The pastor said his church had sheltered homeless and hungry families before, but no one at risk of deportation. “This is a first for us,” he said. “It feels like we’re living our faith.”

“Today I’m finally going to be able to go home to my family,” said Flores in Spanish, after exiting the church holding the hands of his wife and children. He said his first wish was to play with his children, then find a job to support his family. “This has been a difficult journey.”

Time seemed endless in sanctuary, he said. “Every day is the same. You’re in the same place. But you have to stay focused and remember the final goal, and that was to be with my family.”

While living in a small room at Arch Street, he participated in worship and activities, and he worked hard, painting the church’s downstairs fellowship hall and hallway, the chapel, and parts of a wall mural that artistically depicts the many ways water is used throughout the Bible.

“Being here at the church opened his eyes to what a church ought to be,” said Hynicka in an interview. “He constantly saw people coming through our doors struggling with addiction and hunger and needing a place to stay.” The church operated a winter night shelter for about 30 men, among many other community outreach ministries.

In June Hynicka and Arch Street members also joined Juntos supporters on a four-day “freedom ride,” using a van lent by Thorndale UMC, to visit the federal government’s visa processing center in Vermont, where Flores’ case was pending. They made stops at other sanctuary-supportive churches in New York and New England and hoped to raise awareness and support that might help persuade U.S. Citizenship and Immigration Services (USCIS) to grant Flores’ pending petition for legal residency. Flores tearfully bid farewell to his wife, Alma Romero, and their children as they joined the trek north on his behalf.
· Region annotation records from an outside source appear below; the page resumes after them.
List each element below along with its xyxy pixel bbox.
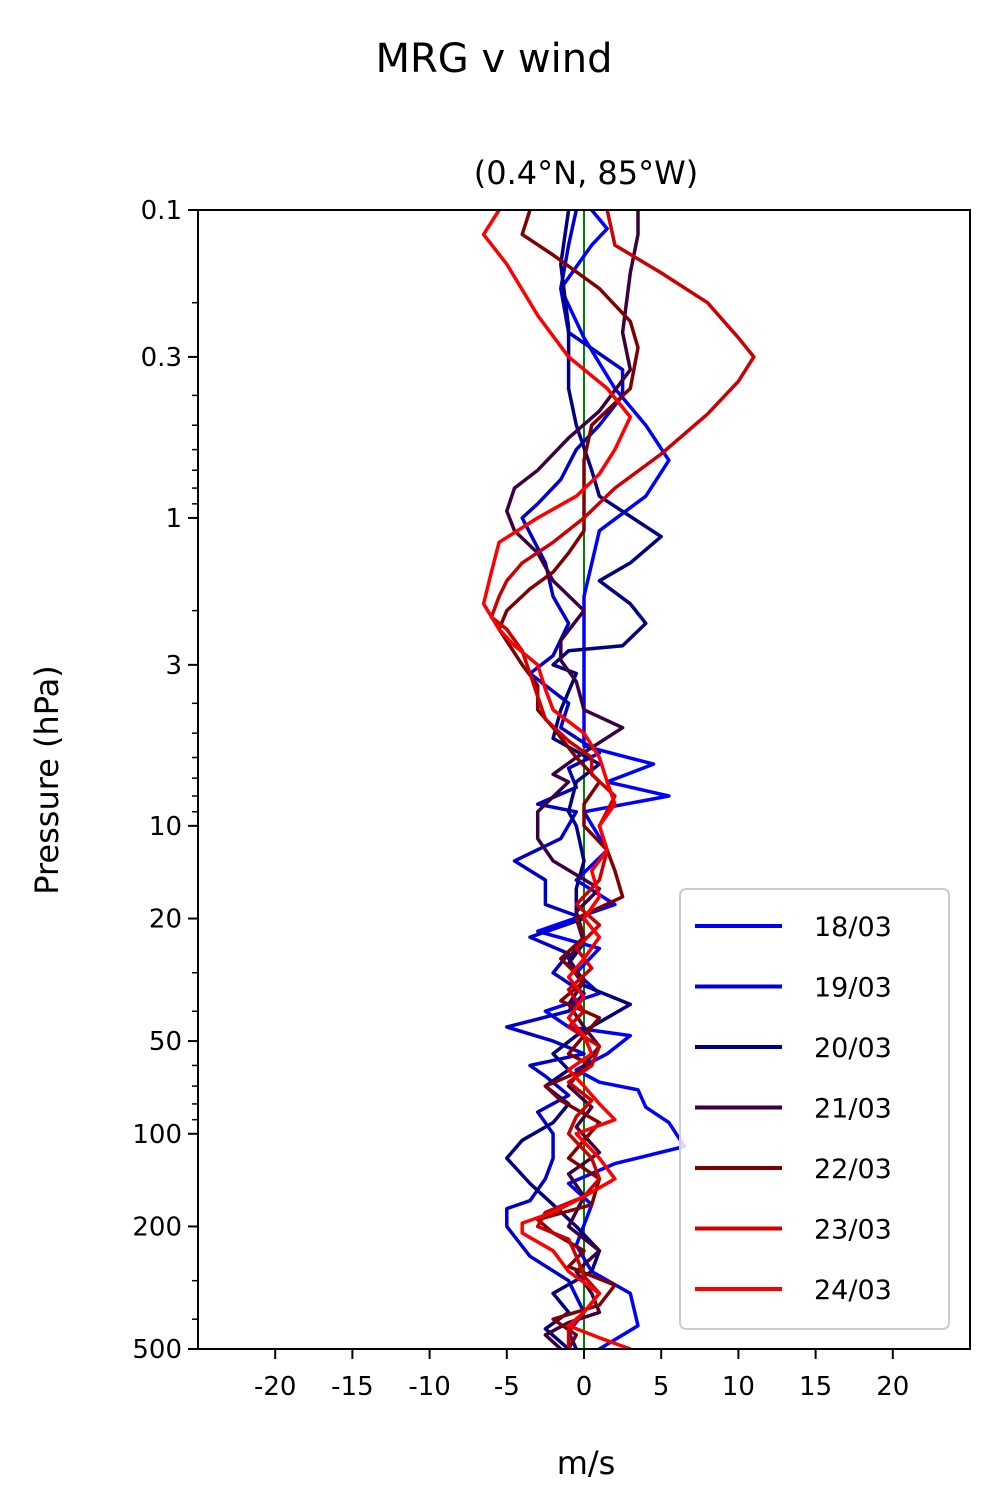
x-tick-label: 5 (653, 1372, 670, 1402)
y-tick-label: 0.3 (141, 343, 182, 373)
x-tick-label: 20 (876, 1372, 909, 1402)
legend-label: 21/03 (814, 1094, 892, 1125)
legend-label: 18/03 (814, 912, 892, 943)
y-axis: 0.1 0.3 1 3 10 20 50 100 200 500 (132, 196, 198, 1365)
x-tick-label: 15 (799, 1372, 832, 1402)
series-line-22-03 (497, 210, 640, 1349)
x-tick-label: -10 (408, 1372, 450, 1402)
x-tick-label: -5 (494, 1372, 520, 1402)
y-tick-label: 1 (165, 504, 182, 534)
legend-box (679, 888, 950, 1330)
legend-label: 20/03 (814, 1033, 892, 1064)
y-tick-label: 10 (149, 812, 182, 842)
series-line-20-03 (505, 210, 663, 1349)
figure-suptitle: MRG v wind (376, 36, 613, 82)
y-tick-label: 500 (132, 1335, 182, 1365)
x-axis: -20 -15 -10 -5 0 5 10 15 20 (254, 1349, 909, 1402)
legend-label: 19/03 (814, 973, 892, 1004)
x-tick-label: 0 (576, 1372, 593, 1402)
legend: 18/03 19/03 20/03 21/03 22/03 23/03 24/03 (679, 888, 950, 1330)
series-line-18-03 (535, 210, 687, 1349)
y-tick-label: 3 (165, 651, 182, 681)
series-line-19-03 (505, 210, 625, 1349)
y-axis-label: Pressure (hPa) (28, 665, 66, 895)
axes-title: (0.4°N, 85°W) (474, 154, 699, 192)
series-layer (481, 210, 756, 1349)
y-tick-label: 20 (149, 905, 182, 935)
legend-label: 23/03 (814, 1215, 892, 1246)
y-tick-label: 50 (149, 1027, 182, 1057)
legend-label: 22/03 (814, 1154, 892, 1185)
series-line-24-03 (481, 210, 633, 1349)
y-tick-label: 200 (132, 1212, 182, 1242)
x-tick-label: -15 (331, 1372, 373, 1402)
y-tick-label: 0.1 (141, 196, 182, 226)
x-tick-label: 10 (722, 1372, 755, 1402)
legend-label: 24/03 (814, 1275, 892, 1306)
y-tick-label: 100 (132, 1120, 182, 1150)
x-axis-label: m/s (557, 1444, 616, 1482)
x-tick-label: -20 (254, 1372, 296, 1402)
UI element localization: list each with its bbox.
“Whenever we passed by a church steeple, Javier’s 3-years old son, Yael, would shout ‘Mi papa!’,” Hynicka recalled. “He was saying, ‘That’s where my papa is.”

CBS “60 Minutes” producer Michael Rey (left) talks with Javier Flores-García in Flores’ room at the church.

Asked if the advocacy journey may have made a difference, Hynicka said, “I believe all of what we’ve done together in faith has had an impact and led to this outcome.” He even credited  Flores’ family protesting outside a detention center when he was detained there two years ago and also Roman Catholic Pope Francis’ act, during his 2016 visit to Philadelphia, of coming over during a parade to read teenage daughter Adamaris’ sign and bless her.

“This is all a powerful witness to God’s love expressed when people open their hearts and their arms to a courageous brother and his family in need,” Hynicka explained. He expects to stay in touch with the family and offer further help when needed.

“I know a lot of people don’t agree and hate me for what we’ve done. But I feel so fortunate to be in a place where we can do this, where we can see peoples’ lives changed, when they felt they had no hope otherwise.”